Mesai bitip de serviste yerini alınca insan, şöyle bir oh çekesi geliyor. Bütün günün yorgunluğu, stresi silindir gibi üzerinden geçtikten sonra rahat bir nefes çekiyor içine. Ama işte o zaman da dertleri kafasına üşüşmeye başlıyor. Neyse ben cam kenarına geçip o günkü serviste yanıma gelecek sohbet arkadaşımı beklerken Ali abi telefonuyla konuşarak yanıma geldi oturdu. Telefonla konuşmak derken telefonda birisiyle değil bizzat telefonun kendisiyle konuşuyor. Bir an içimden durumunun vahim olduğunu geçirmedim desem yalan olur. “Ne oldu abi, cevap vermiyor mu?” diye soruverdim tebessümle.
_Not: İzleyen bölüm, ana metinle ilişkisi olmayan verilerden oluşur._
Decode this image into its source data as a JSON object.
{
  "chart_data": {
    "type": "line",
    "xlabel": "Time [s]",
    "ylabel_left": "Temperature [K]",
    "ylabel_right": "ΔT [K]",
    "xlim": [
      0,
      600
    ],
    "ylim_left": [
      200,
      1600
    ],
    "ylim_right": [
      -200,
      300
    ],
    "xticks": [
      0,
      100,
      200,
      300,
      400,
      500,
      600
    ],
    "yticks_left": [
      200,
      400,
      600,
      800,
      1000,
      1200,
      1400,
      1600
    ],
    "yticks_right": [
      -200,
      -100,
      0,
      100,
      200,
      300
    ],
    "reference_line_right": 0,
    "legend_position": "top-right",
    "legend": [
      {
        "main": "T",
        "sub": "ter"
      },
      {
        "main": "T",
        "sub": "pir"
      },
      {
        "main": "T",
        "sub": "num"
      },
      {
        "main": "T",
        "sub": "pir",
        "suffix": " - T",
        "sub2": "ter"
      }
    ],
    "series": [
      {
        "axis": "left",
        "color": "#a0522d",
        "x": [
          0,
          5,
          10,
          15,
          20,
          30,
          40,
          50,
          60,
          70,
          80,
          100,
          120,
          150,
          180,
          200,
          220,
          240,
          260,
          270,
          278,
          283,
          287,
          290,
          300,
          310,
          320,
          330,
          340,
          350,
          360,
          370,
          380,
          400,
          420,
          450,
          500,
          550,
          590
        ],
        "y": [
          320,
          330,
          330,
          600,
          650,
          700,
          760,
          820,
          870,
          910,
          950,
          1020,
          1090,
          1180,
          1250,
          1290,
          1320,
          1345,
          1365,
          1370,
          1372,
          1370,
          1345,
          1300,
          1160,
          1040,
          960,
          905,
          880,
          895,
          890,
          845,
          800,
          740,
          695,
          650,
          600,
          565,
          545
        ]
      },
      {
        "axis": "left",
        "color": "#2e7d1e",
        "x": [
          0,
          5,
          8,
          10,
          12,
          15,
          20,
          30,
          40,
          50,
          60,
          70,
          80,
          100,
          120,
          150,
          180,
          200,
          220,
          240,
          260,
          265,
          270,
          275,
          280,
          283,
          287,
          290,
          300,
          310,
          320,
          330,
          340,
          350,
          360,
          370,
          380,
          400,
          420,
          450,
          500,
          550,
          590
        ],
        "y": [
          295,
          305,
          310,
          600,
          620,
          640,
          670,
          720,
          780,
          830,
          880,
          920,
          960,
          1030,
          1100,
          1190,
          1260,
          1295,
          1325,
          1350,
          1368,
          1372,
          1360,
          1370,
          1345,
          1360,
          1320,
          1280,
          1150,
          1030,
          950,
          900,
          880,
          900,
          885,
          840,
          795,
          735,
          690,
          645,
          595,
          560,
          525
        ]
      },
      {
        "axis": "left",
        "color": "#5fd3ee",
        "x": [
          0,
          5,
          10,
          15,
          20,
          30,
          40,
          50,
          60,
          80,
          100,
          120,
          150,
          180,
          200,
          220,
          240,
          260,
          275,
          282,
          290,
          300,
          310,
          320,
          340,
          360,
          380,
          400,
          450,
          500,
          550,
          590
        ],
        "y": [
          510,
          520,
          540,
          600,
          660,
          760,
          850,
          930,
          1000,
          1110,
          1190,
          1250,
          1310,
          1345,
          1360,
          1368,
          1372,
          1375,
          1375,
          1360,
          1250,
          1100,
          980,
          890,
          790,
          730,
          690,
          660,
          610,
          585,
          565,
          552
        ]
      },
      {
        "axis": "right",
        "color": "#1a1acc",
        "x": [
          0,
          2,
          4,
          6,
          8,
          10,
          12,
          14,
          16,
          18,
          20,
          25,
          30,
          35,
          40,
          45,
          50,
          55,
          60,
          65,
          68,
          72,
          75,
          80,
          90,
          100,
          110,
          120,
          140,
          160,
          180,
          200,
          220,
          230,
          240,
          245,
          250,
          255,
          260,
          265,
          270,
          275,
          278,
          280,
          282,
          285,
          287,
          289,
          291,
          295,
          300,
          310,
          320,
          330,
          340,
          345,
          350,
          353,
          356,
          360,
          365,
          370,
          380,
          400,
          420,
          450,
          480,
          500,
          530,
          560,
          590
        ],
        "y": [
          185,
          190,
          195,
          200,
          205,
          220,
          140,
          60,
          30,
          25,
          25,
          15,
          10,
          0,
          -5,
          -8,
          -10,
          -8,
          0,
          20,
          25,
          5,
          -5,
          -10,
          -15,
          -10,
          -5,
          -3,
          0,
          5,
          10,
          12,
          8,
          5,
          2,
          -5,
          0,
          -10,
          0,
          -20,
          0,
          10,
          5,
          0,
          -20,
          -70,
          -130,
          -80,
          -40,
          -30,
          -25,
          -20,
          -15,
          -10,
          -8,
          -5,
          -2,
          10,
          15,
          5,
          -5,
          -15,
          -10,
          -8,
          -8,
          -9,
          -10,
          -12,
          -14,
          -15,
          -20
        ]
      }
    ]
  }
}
Ali abi de kafasını bir o yana bir bu yana çevirip önce hayıflandı, sonra başladı anlatmaya.
“Hanım aradı, gelirken iki kilo domates al, diyor. Ben de ‘o çok pahalı başka bir şey iste’ dedim. O da bastı fırçayı, ‘sanki pırlanta istiyorum, iki kilo domates dedim, yemeğe o gidiyor, salataya o gidiyor, kahvaltıya o gidiyor…’ Ben de saydırınca ‘kiraya para gidiyor, okula para gidiyor, faturaya para gidiyor cepte para mı kalıyor?’ diye, ‘istemiyorum alma’ deyip suratıma kapattı telefonu. Gel sen söyle kardeşim haksız mıyım ama? Sanki her yana para saçıyorum da iki kilo domates almaya gelince laf ediyorum.”
“Sen de haklısın ama yenge de haklı, eve gidince yarım kilo domatesle gönlünü al” deyip muhabbetimizi “Domates biber patlıcan / Bir anda bütün dünyam karardı / Bu sesle sokaklar yankılandı / Domates biber patlıcan” şarkısına bağladık.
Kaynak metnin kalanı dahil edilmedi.